Zatem na szybkim okrążeniu i szczególnie poprawiając się pod koniec Q2, Fernando Alonso (Alpine) skrzyżowały ścieżki z a Sebastian Vettel (Aston Martin) w zwolnionym tempie na początku tury 10, ostatniej części obwodu.
Wyraźnie zawstydzony Hiszpan nie był w stanie poprawić swojego czasu i dlatego drzwi do Q3 zamknęły się przed nim. Wściekły Fernando Alonso nie zawahał się wyrazić przez radio swojego niezadowolenia po zdarzeniu, co logicznie rzecz biorąc zostało zbadane przez kierownictwo wyścigu.
Ten ostatni po konsultacjach wydał werdykt w sprawie Sebastiana Vettela. Złapany przez patrol, Niemiec otrzymał karę trzech miejsc na starcie Grand Prix Austrii w tę niedzielę, podobnie jak miało to miejsce w przypadku Yuki tsunoda (Alfa Tauryń) uznany za winnego tego samego czynu w dniu Valtteri Bottas (Mercedes) w poprzedni weekend.
Sebastian Vettel, ósmy w tabeli czasu pracy, wystartuje z jedenastej pozycji.
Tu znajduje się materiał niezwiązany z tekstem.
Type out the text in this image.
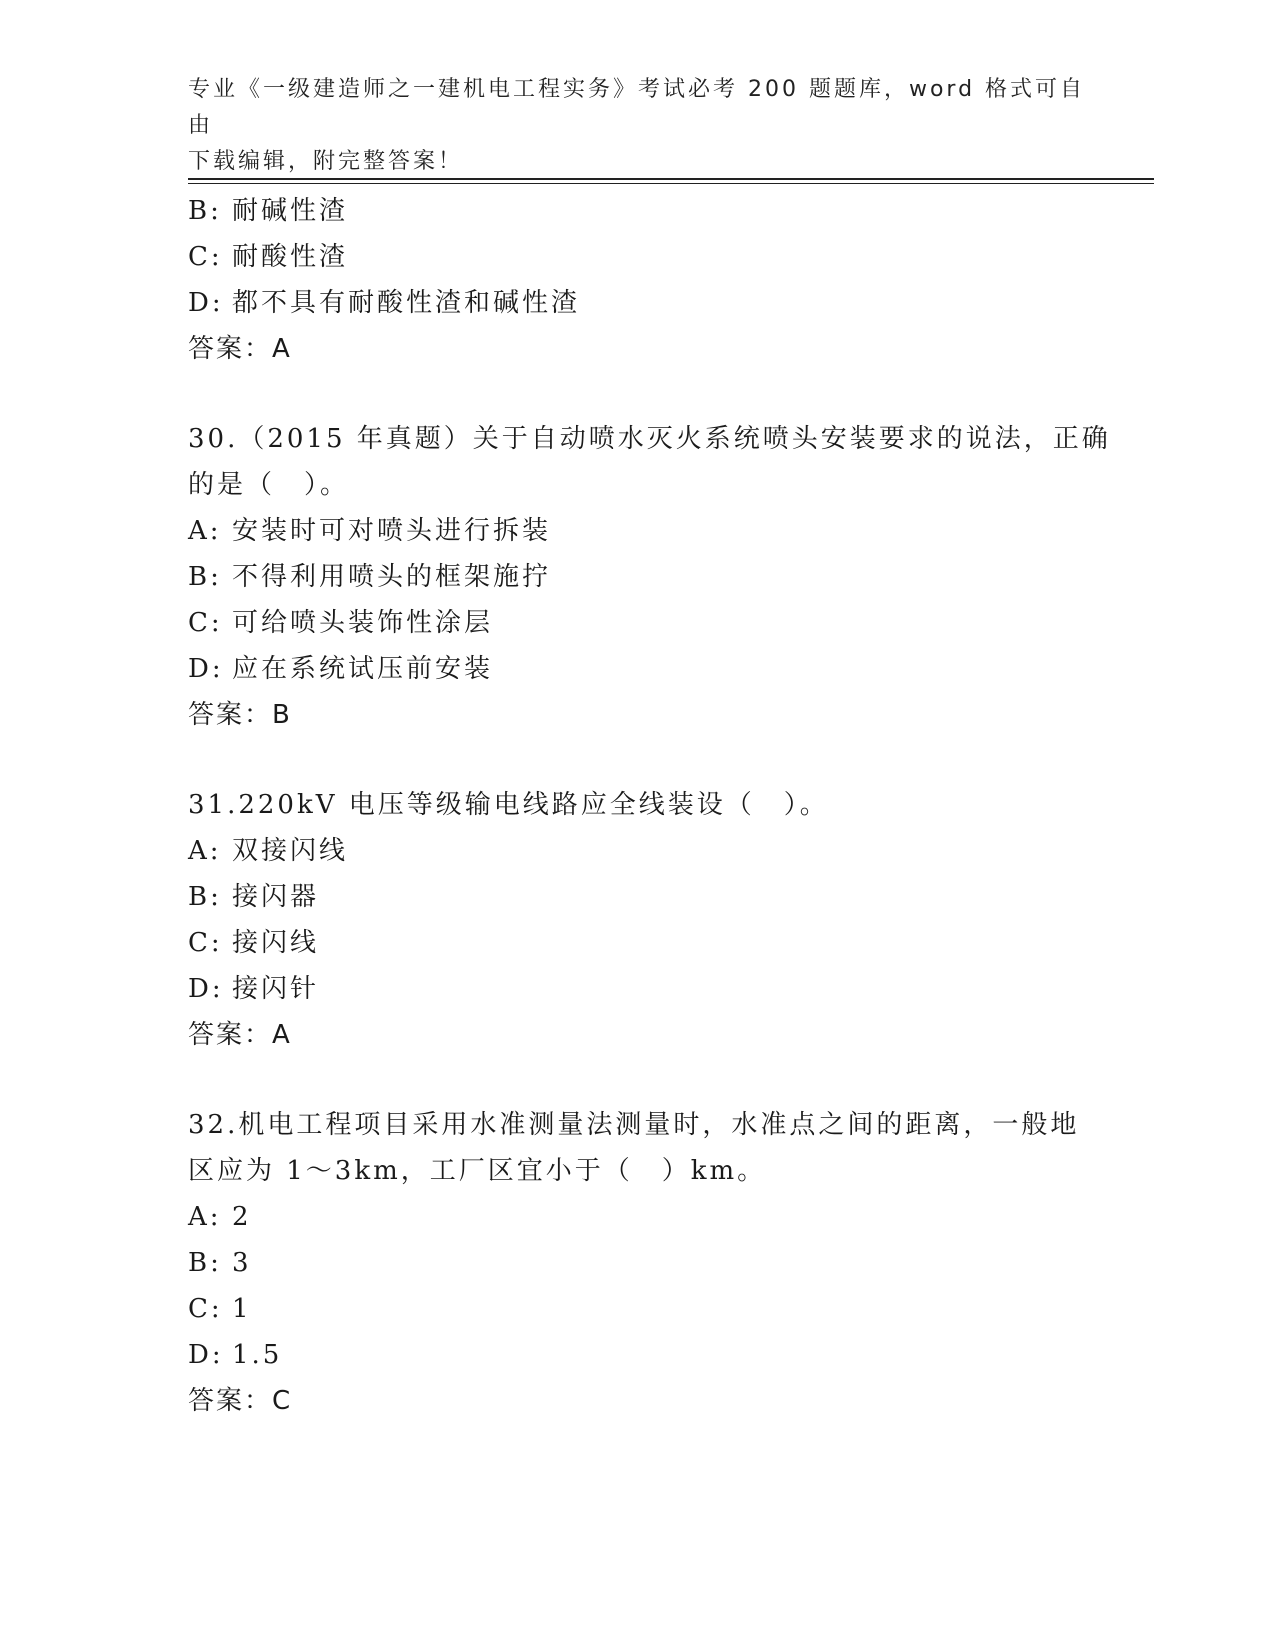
专业《一级建造师之一建机电工程实务》考试必考 200 题题库，word 格式可自由
下载编辑，附完整答案！
B: 耐碱性渣
C: 耐酸性渣
D: 都不具有耐酸性渣和碱性渣
答案：A
30.（2015 年真题）关于自动喷水灭火系统喷头安装要求的说法，正确
的是（　）。
A: 安装时可对喷头进行拆装
B: 不得利用喷头的框架施拧
C: 可给喷头装饰性涂层
D: 应在系统试压前安装
答案：B
31.220kV 电压等级输电线路应全线装设（　）。
A: 双接闪线
B: 接闪器
C: 接闪线
D: 接闪针
答案：A
32.机电工程项目采用水准测量法测量时，水准点之间的距离，一般地
区应为 1～3km，工厂区宜小于（　）km。
A: 2
B: 3
C: 1
D: 1.5
答案：C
Kara jest zatem korzystna dla George’a Russella (Williams), Lance Stroll (Aston Martin) i Carlos Sainz (Ferrari), którzy wystartują odpowiednio z 8., 9. i 10. miejsca.
Ponadto odebrano mu jeden punkt, zwiększając jego całkowitą liczbę punktów do 6 w ciągu dwunastu miesięcy.